Resolveu dar uma volta entre os arbustos, enquanto concluía que as duplas e trios de agora eram os mesmos de décadas atrás. Nada tinha mudado realmente, a não ser, claro, a aparência física de todos. Ou melhor, tinha, mas para pior. Percebeu, com desgosto, que pessoas que julgava inteligentes e que discutiam temas vigorosos e encantatórios típicos da década de sessenta, com destaque para uma jovem que julgava quase genial, tinham retrocedido de maneira que jamais poderia supor. O festival de Woodstock, um marco para a sua geração, dera lugar às conversas sobre ações ralas e canhestras dos políticos atuais. A curiosidade, a esperança e o sonho configuradores do "estado de adolescência no final dos anos sessenta" pareciam ter ido diretamente para o ralo.

Ana Clara teve vontade de chorar, mas o almoço já estava sendo servido e ela se dirigiu às filas. Uma comida horrível, quase gelada, de quinta categoria, que ela nem chegou a provar direito. Como assim, aquela taxa de inscrição, que não era propriamente alta, mas que daria para pagar um almoço muito decente se materializara naquilo? Pasma, deixou o prato de lado.

Passou o resto do tempo olhando o relógio e se surpreendendo com a imobilidade dos ponteiros. Os micro-ônibus sairiam tarde e ela queria, definitivamente, ir embora o mais rápido possível.

Um grupo de mulheres caminha até o banheiro e uma delas, de quem guardava lembranças até bonitas, diz: "Ana Clara agora é chique, como ficou chique! Vocês sabem que é uma escritora, não é? Não tem mais assunto para nós". Ninguém comenta nada e ela não consegue compreender se o tom utilizado foi de ironia, admiração ou simplesmente neutro. O que seria considerado chique, para Semíramis, profissional tão respeitada em sua área?

Por sorte, duas mulheres que já eram amigas nos tempos do colégio lhe dizem que irão embora antes da condução oficial. Ela lhes pede carona — não, ninguém oferece nada, como antes. Enquanto as espera, Ana Clara repassa a fita de sua chegada à cidade menina ainda, vinda do interior, e de como se sentia, sem ter roupas como as das colegas, sem pais pioneiros, sem frequentar o clube que era a coqueluche naqueles anos e sem estudar na Aliança Francesa ou na Cultura Inglesa, na época praticamente obrigatórias.

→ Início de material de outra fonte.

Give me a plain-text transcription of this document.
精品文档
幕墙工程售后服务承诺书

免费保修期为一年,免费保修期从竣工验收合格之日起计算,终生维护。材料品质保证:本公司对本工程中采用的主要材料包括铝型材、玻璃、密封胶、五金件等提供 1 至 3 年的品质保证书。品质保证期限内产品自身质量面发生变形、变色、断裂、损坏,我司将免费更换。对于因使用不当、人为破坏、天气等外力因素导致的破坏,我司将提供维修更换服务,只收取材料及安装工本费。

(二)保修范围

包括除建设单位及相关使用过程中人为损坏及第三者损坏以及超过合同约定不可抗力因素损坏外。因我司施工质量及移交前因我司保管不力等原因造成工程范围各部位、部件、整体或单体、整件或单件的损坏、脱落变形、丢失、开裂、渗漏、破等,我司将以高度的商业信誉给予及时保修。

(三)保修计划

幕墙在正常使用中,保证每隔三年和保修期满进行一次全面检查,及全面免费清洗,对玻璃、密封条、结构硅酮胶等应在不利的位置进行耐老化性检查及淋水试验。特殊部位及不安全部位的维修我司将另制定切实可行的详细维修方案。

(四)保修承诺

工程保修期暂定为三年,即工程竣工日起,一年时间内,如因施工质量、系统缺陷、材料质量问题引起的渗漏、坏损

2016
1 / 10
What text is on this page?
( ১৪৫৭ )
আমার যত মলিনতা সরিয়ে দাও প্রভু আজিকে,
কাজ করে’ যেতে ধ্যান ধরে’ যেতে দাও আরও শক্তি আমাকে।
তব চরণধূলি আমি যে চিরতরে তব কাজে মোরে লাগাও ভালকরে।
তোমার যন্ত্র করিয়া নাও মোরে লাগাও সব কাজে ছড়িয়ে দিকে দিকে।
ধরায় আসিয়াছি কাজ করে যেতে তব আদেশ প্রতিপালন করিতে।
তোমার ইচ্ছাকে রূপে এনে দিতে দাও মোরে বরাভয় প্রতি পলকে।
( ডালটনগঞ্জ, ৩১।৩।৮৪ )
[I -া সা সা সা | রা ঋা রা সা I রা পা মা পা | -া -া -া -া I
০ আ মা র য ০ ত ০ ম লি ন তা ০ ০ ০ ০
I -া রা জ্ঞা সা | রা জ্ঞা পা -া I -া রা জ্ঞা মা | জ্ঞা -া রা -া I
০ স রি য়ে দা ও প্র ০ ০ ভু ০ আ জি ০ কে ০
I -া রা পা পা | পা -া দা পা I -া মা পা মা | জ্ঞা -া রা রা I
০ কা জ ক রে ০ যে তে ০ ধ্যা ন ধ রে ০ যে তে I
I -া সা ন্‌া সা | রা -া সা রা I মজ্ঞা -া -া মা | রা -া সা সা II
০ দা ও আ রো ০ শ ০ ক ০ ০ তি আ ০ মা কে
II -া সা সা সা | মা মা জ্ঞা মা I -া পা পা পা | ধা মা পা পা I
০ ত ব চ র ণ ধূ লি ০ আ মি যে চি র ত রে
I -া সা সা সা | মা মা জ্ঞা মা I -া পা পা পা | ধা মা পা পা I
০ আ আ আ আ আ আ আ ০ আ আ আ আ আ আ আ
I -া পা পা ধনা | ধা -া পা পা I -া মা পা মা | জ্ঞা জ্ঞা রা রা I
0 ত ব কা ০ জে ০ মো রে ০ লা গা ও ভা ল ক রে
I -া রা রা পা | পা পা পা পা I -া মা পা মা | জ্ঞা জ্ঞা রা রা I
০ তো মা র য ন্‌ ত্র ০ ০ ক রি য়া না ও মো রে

A Ana Clara de trajes desencontrados, que usava calça xadrez preta e marrom e um casaco vermelho batizados por uma colega de sala de "roupa de matuto", sem dinheiro nem sequer para lanches, reagiu à sua maneira, estudando além da conta e caprichando nas redações, consideradas as melhores do colégio. Namorados, naquele meio, nem pensar. Que Mauricinho que velejava nos finais de semana e esquiava em Bariloche lançaria algum olhar para ela, tímida e pobretona, apesar da boa aparência?

Na volta para casa, o filme se repetiu; as duas conversaram o tempo todo entre si e Ana permaneceu muda. Quando abriu a porta do seu apartamento, sentiu imenso alívio. Nunca mais, disse em voz alta. Nunca, jamais vou trocar um encontro com meus amigos atuais, meus pares, para forçar a barra em busca de uma aceitação que não ocorreu e nunca vai ocorrer. Essa peleja é de uma inutilidade gritante. Para quê? Nunca mais comida gelada, lugar inóspito, gente hostil. Por minha livre e espontânea vontade, não. A adolescência acabou, felizmente. Agora sou uma mulher idosa, dona do meu nariz e posso, inclusive, vestir roupas de matuto, se me der na telha. E ainda sou capaz de fazer as melhores redações do colégio, caso ele existisse.